The proper question to ask is if using TF-IDF
can contribute to reranking scores in cross-attention.
I would recommend using a semantic approach(Biencoder) instead of TF-IDF
or BM25
.
I used biencoder to rank the 100
relevant passages to the query, then apply cross-attention to rerank and get 25
final passages. I did not invent it, I followed Facebook Research paper on arxiv
I hope that I got your point.
My point is more about the drawback of biencoder and crossencoder, that they are typically based on a pretrained model with a fixed vocabulary. To train them from scratch on a domain specific dataset would require large amounts of data and ressources.

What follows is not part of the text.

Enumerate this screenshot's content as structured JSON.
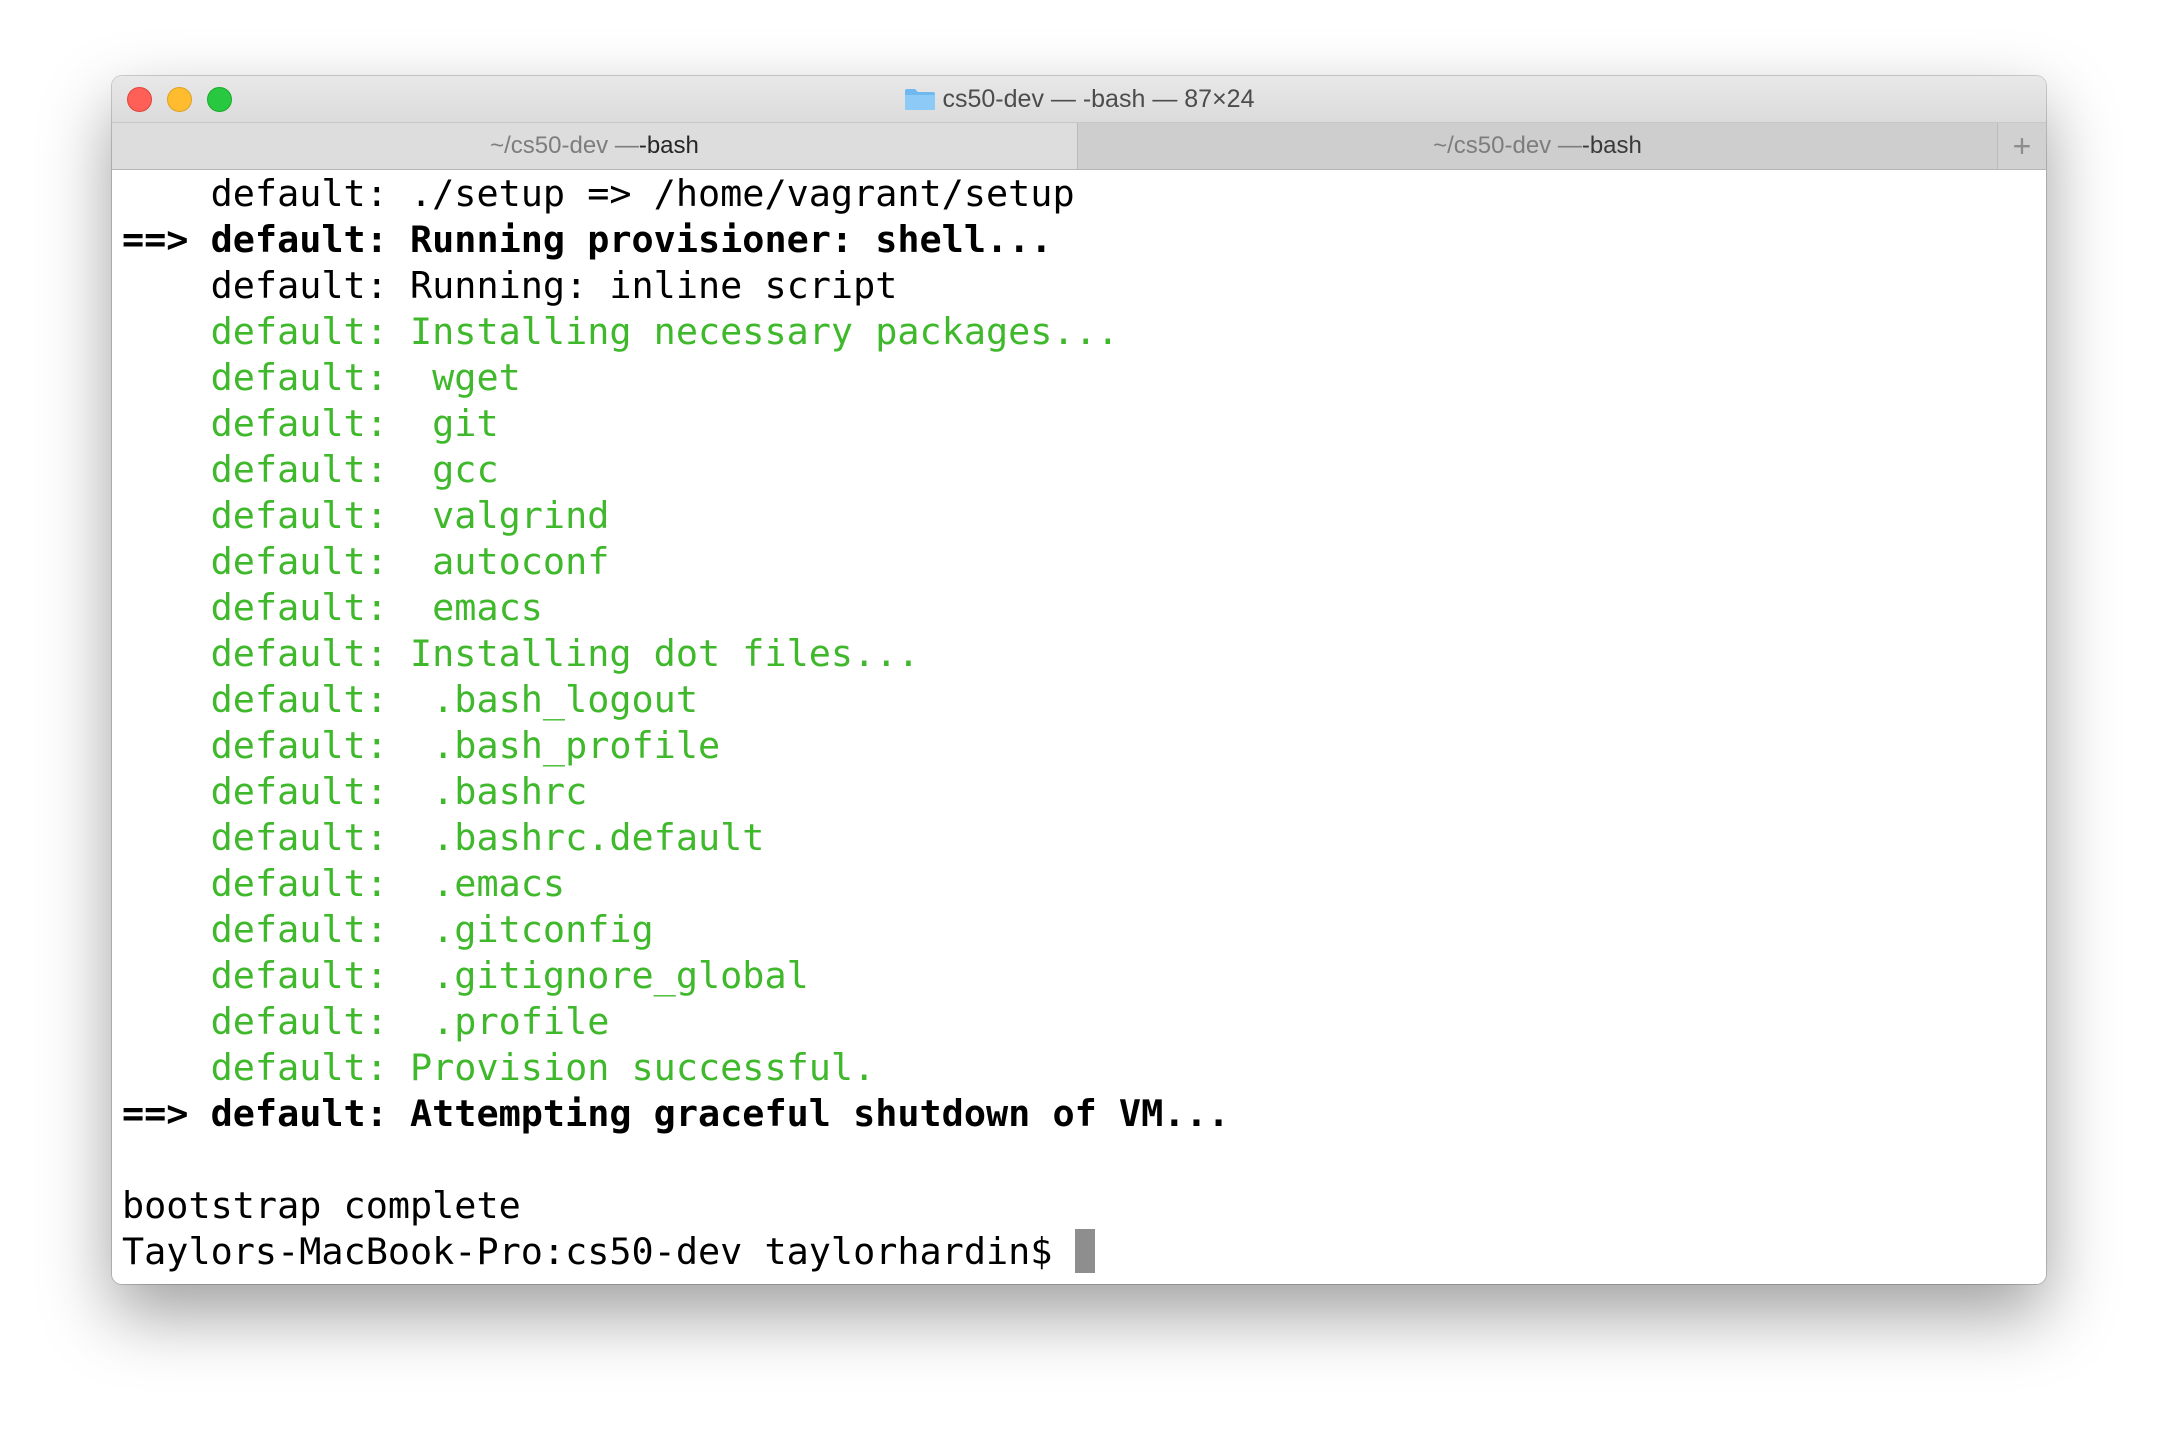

In my case, as explained, I have some domain specific project codes (e.g. ADBN, YADSASD, Prometheus project, Blue Bird,...), which are highly relevant to detect similarities between documents. TF-IDF can handle this, because the vocabulary can be built easily, but on the other side it doesn't understand synonyms or even context-based semantics.
Therefore, my question is, if there is any approach to combine sbert and tfidf, to leverage the advantages of both.
I wonder which approach would be recommended in the following scenario and if there is a way to combine the advantages of TF-IDF and CrossEncoders in a hybrid model?
I want to detect similar text documents and also have a small labeled dataset therefore (around 500 positive and 100000 negative examples). A strong indication for a high similarity are project codes or names which are sometimes in the texts (e.g. ADBN, YADSASD, Prometheus project, Blue Bird,...), which are out of any default vocabulary. Of course the content of the texts is relevant too.
I believe that those project names could be identified by TF-IDF, but cannot be leveraged by an SBERT approach. Is this assumption correct? And do you see any way to combine the advantages of both approaches?